Rule-Based Reward System: Instead of using neural reward models, DeepSeek developed a rule-based reward system. This system evaluates the correctness of responses and enforces a specific output format with thinking processes between designated tags. This approach simplifies the training process and avoids the potential for reward hacking often encountered with neural reward models.

Cold Start Data: To further enhance the RL process, DeepSeek incorporates a small amount of high-quality, human-friendly “cold-start” data. This data is used to fine-tune the model before RL, providing a more stable starting point and making the output more readable. The data includes a summary at the end of each response and is filtered to ensure it is user-friendly. This process contrasts with DeepSeek-R1-Zero, which does not use any SFT data.

Distillation: DeepSeek uses efficient knowledge transfer techniques to distill the reasoning capabilities of large models into smaller ones. This approach allows for the creation of smaller models with strong performance. For example, DeepSeek-R1-Distill-Qwen-7B achieves a 55.5% score on AIME 2024, outperforming the QwQ-32B-Preview. The company open-sources these distilled models, including 1.5B, 7B, 8B, 14B, 32B, and 70B checkpoints. Distillation proves more efficient than solely relying on large-scale RL training on smaller models.
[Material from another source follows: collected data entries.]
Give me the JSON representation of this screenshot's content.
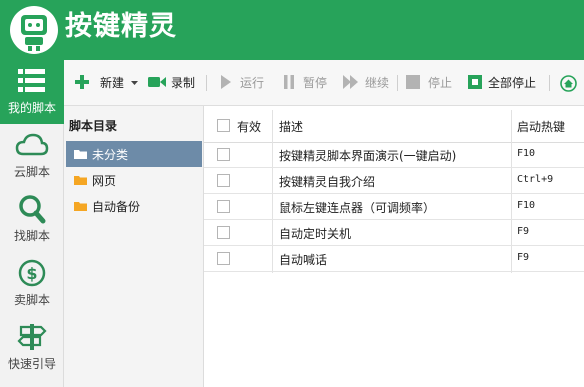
{
  "app": {
    "title": "按键精灵",
    "brand_color": "#27a35a"
  },
  "sidebar": {
    "items": [
      {
        "label": "我的脚本",
        "icon": "list-icon",
        "active": true
      },
      {
        "label": "云脚本",
        "icon": "cloud-icon"
      },
      {
        "label": "找脚本",
        "icon": "search-icon"
      },
      {
        "label": "卖脚本",
        "icon": "dollar-icon"
      },
      {
        "label": "快速引导",
        "icon": "signpost-icon"
      }
    ]
  },
  "toolbar": {
    "new_label": "新建",
    "record_label": "录制",
    "run_label": "运行",
    "pause_label": "暂停",
    "continue_label": "继续",
    "stop_label": "停止",
    "stop_all_label": "全部停止"
  },
  "directory": {
    "title": "脚本目录",
    "items": [
      {
        "label": "未分类",
        "selected": true
      },
      {
        "label": "网页"
      },
      {
        "label": "自动备份"
      }
    ]
  },
  "table": {
    "headers": {
      "enabled": "有效",
      "description": "描述",
      "hotkey": "启动热键"
    },
    "rows": [
      {
        "description": "按键精灵脚本界面演示(一键启动)",
        "hotkey": "F10",
        "enabled": false
      },
      {
        "description": "按键精灵自我介绍",
        "hotkey": "Ctrl+9",
        "enabled": false
      },
      {
        "description": "鼠标左键连点器（可调频率）",
        "hotkey": "F10",
        "enabled": false
      },
      {
        "description": "自动定时关机",
        "hotkey": "F9",
        "enabled": false
      },
      {
        "description": "自动喊话",
        "hotkey": "F9",
        "enabled": false
      }
    ]
  }
}
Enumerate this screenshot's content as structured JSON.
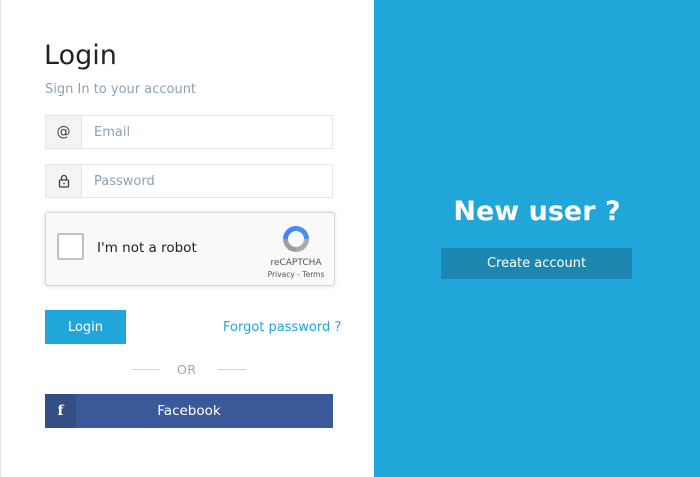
{
  "login": {
    "title": "Login",
    "subtitle": "Sign In to your account",
    "email": {
      "icon_text": "@",
      "icon": "at-icon",
      "placeholder": "Email",
      "value": ""
    },
    "password": {
      "icon": "lock-icon",
      "placeholder": "Password",
      "value": ""
    },
    "captcha": {
      "label": "I'm not a robot",
      "brand": "reCAPTCHA",
      "links": "Privacy - Terms",
      "checked": false
    },
    "login_button": "Login",
    "forgot_link": "Forgot password ?",
    "divider_text": "OR",
    "facebook": {
      "icon_text": "f",
      "label": "Facebook",
      "color": "#3b5998"
    }
  },
  "register": {
    "heading": "New user ?",
    "button": "Create account"
  },
  "colors": {
    "accent": "#21a6da",
    "accent_dark": "#1b86b0",
    "facebook": "#3b5998"
  }
}
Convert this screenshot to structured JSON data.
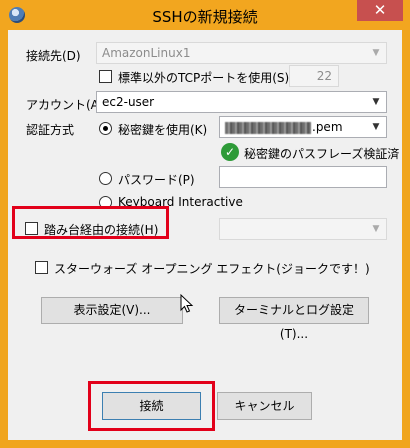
{
  "window": {
    "title": "SSHの新規接続",
    "close_glyph": "✕"
  },
  "form": {
    "host_label": "接続先(D)",
    "host_value": "AmazonLinux1",
    "nonstandard_port_label": "標準以外のTCPポートを使用(S)",
    "port_value": "22",
    "account_label": "アカウント(A)",
    "account_value": "ec2-user",
    "auth_label": "認証方式",
    "auth_key_label": "秘密鍵を使用(K)",
    "key_file_suffix": ".pem",
    "passphrase_status": "秘密鍵のパスフレーズ検証済",
    "auth_password_label": "パスワード(P)",
    "auth_keyboard_label": "Keyboard Interactive",
    "bastion_label": "踏み台経由の接続(H)",
    "starwars_label": "スターウォーズ オープニング エフェクト(ジョークです！)"
  },
  "buttons": {
    "display_settings": "表示設定(V)...",
    "terminal_log_settings": "ターミナルとログ設定(T)...",
    "connect": "接続",
    "cancel": "キャンセル"
  },
  "state": {
    "nonstandard_port_checked": false,
    "auth_method_selected": "key",
    "bastion_checked": false,
    "starwars_checked": false
  },
  "colors": {
    "title_bar": "#f2a61f",
    "close_button": "#c7504f",
    "highlight_box": "#e2001a",
    "verified_icon": "#2e9b38"
  }
}
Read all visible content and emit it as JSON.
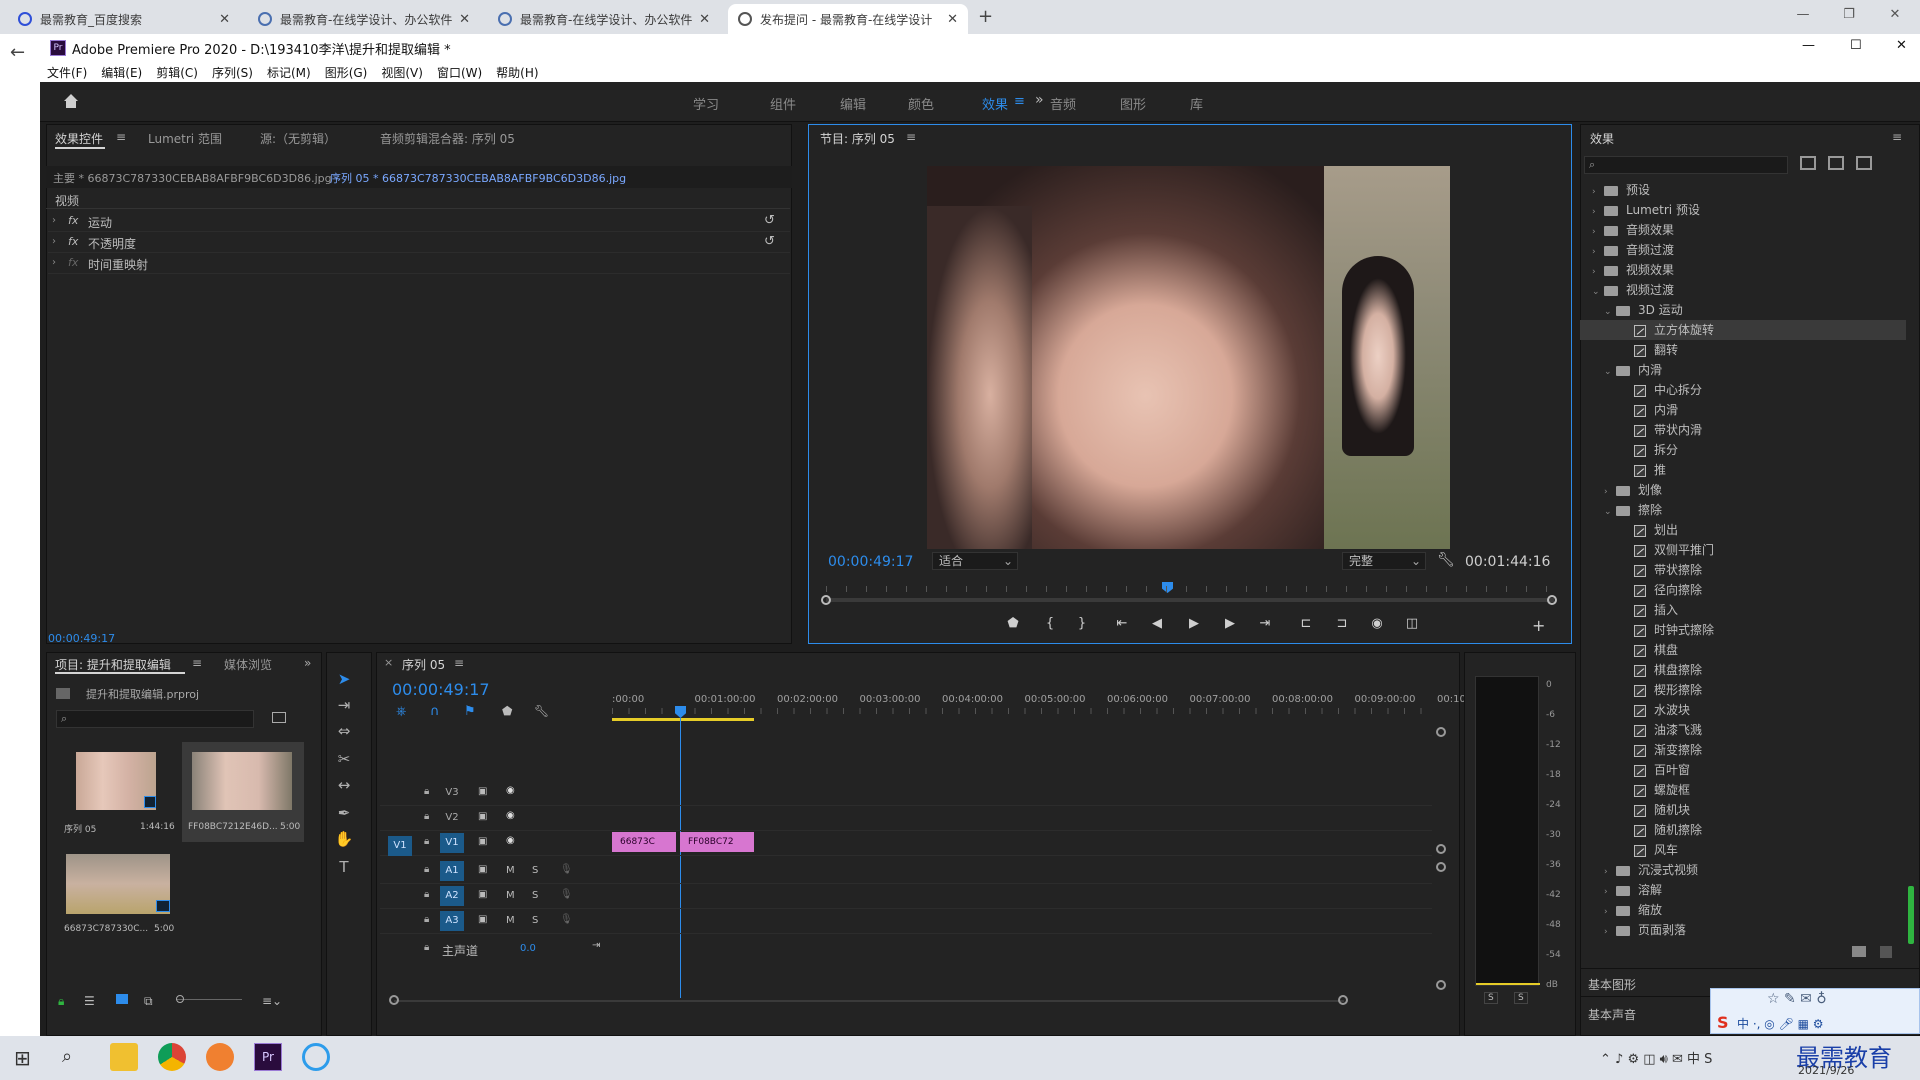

Emergent Behaviour: DeepSeek discovered that complex reasoning patterns can emerge naturally through reinforcement learning without explicit programming, referred to as “emergent behavior”. This means the model develops sophisticated reasoning strategies on its own, such as revisiting and reevaluating previous steps and exploring alternative approaches. An “aha moment” was observed during the training of DeepSeek-R1-Zero, when the model learned to allocate more thinking time by reevaluating its approach.

Lower Cost and Faster Retraining: The company claims to have developed its R1 model for less than $6 million, a stark contrast to the hundreds of millions of dollars spent by competitors. The company’s approach is also more efficient as it uses less time and fewer AI accelerators during training. By using a rule based reward model, less computational resources are needed because they do not need additional training and do not require additional time.

In summary, DeepSeek has leveraged a combination of innovative approaches to optimise chip efficiency and achieve faster retraining at a lower cost. Their focus on reinforcement learning, rule-based reward systems, cold-start data, distillation techniques, and the harnessing of emergent behaviour has allowed them to create high-performing LLMs while overcoming resource limitations. These innovations have allowed DeepSeek to challenge U.S. tech giants in the AI space.